LONDON – British regulators fined Royal Bank of Scotland PLC 56 million pounds ($87 million) on Thursday for computer problems that made it impossible for customers to get access to their accounts.
The Financial Conduct Authority fined the state-owned bank for failing to put in place systems that could “withstand or minimize the risk of IT failures.” The Bank of England’s Prudential Regulatory Authority, also levelled a fine — its first since coming into existence in 2013.
The incident began on June 18, 2012, with some systems disrupted into July. Some 6.5 million customers were affected.
“It is crucial that RBS, Natwest and Ulster Bank fix the underlying problems that have been identified to avoid threatening the safety and soundness of the banks,” said Andrew Bailey, the CEO of the PRA. Natwest and Ulster Bank are part of RBS.

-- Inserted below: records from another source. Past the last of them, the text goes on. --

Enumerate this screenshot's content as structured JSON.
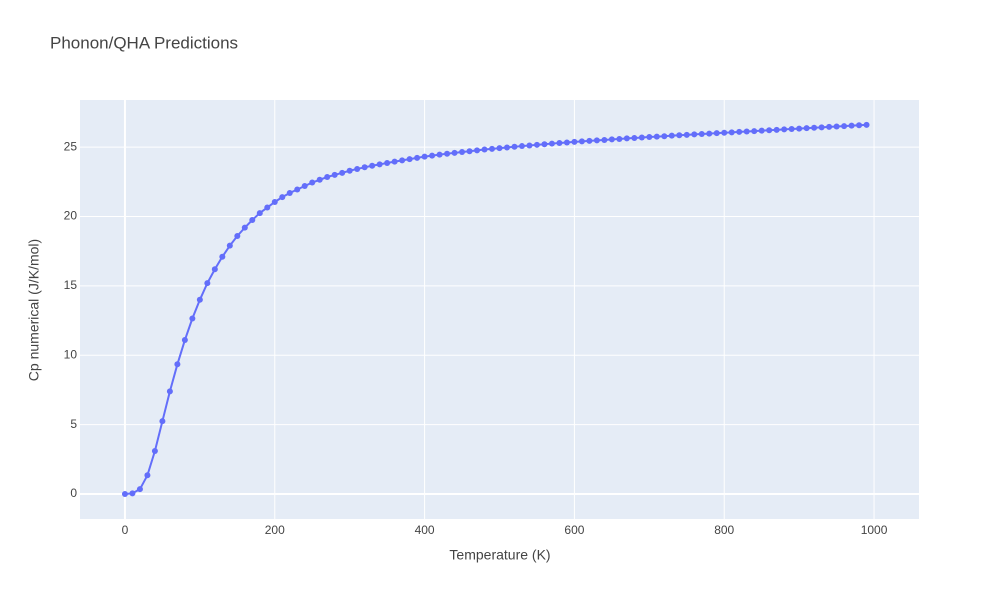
{
  "chart_data": {
    "type": "line",
    "title": "Phonon/QHA Predictions",
    "x_label": "Temperature (K)",
    "y_label": "Cp numerical (J/K/mol)",
    "x": [
      0,
      10,
      20,
      30,
      40,
      50,
      60,
      70,
      80,
      90,
      100,
      110,
      120,
      130,
      140,
      150,
      160,
      170,
      180,
      190,
      200,
      210,
      220,
      230,
      240,
      250,
      260,
      270,
      280,
      290,
      300,
      310,
      320,
      330,
      340,
      350,
      360,
      370,
      380,
      390,
      400,
      410,
      420,
      430,
      440,
      450,
      460,
      470,
      480,
      490,
      500,
      510,
      520,
      530,
      540,
      550,
      560,
      570,
      580,
      590,
      600,
      610,
      620,
      630,
      640,
      650,
      660,
      670,
      680,
      690,
      700,
      710,
      720,
      730,
      740,
      750,
      760,
      770,
      780,
      790,
      800,
      810,
      820,
      830,
      840,
      850,
      860,
      870,
      880,
      890,
      900,
      910,
      920,
      930,
      940,
      950,
      960,
      970,
      980,
      990
    ],
    "series": [
      {
        "name": "Cp numerical",
        "color": "#636efa",
        "values": [
          0,
          0.05,
          0.35,
          1.35,
          3.1,
          5.25,
          7.4,
          9.35,
          11.1,
          12.65,
          14.0,
          15.2,
          16.2,
          17.1,
          17.9,
          18.6,
          19.2,
          19.75,
          20.25,
          20.65,
          21.05,
          21.4,
          21.7,
          21.95,
          22.2,
          22.45,
          22.65,
          22.85,
          23.0,
          23.15,
          23.3,
          23.43,
          23.55,
          23.66,
          23.76,
          23.86,
          23.96,
          24.05,
          24.14,
          24.23,
          24.32,
          24.39,
          24.46,
          24.53,
          24.59,
          24.65,
          24.71,
          24.77,
          24.83,
          24.88,
          24.93,
          24.98,
          25.03,
          25.08,
          25.12,
          25.17,
          25.21,
          25.26,
          25.3,
          25.34,
          25.38,
          25.42,
          25.45,
          25.49,
          25.52,
          25.56,
          25.59,
          25.63,
          25.66,
          25.7,
          25.73,
          25.76,
          25.79,
          25.83,
          25.86,
          25.89,
          25.92,
          25.95,
          25.98,
          26.01,
          26.04,
          26.07,
          26.1,
          26.13,
          26.16,
          26.19,
          26.22,
          26.25,
          26.28,
          26.31,
          26.34,
          26.37,
          26.4,
          26.43,
          26.46,
          26.49,
          26.52,
          26.55,
          26.58,
          26.61
        ]
      }
    ],
    "xlim": [
      -60,
      1060
    ],
    "ylim": [
      -1.8,
      28.4
    ],
    "xticks": [
      0,
      200,
      400,
      600,
      800,
      1000
    ],
    "yticks": [
      0,
      5,
      10,
      15,
      20,
      25
    ],
    "grid": true
  }
}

The fines are merely the latest drama for the scandal-ridden bank that was rescued by the taxpayer during the 2008 financial crisis. Regulators fined RBS and four other institutions $3.4 billion for manipulating foreign exchange markets earlier this month. It was also one of the banks sanctioned for alleged manipulation of LIBOR, an interest rate that affects trillions of dollars in contracts around the world, including mortgages and consumer loans.
Louise Cooper, a former Goldman Sachs stock broker who writes the financial blog CooperCity, said that there have been so many fines for past failures, they no longer seem exceptional.
“I am beginning to feel like Bill Murray, playing a weather man in the film Groundhog Day,” Cooper wrote. “I have written about bank fines so many times before. It is beginning to feel like a daily occurrence.”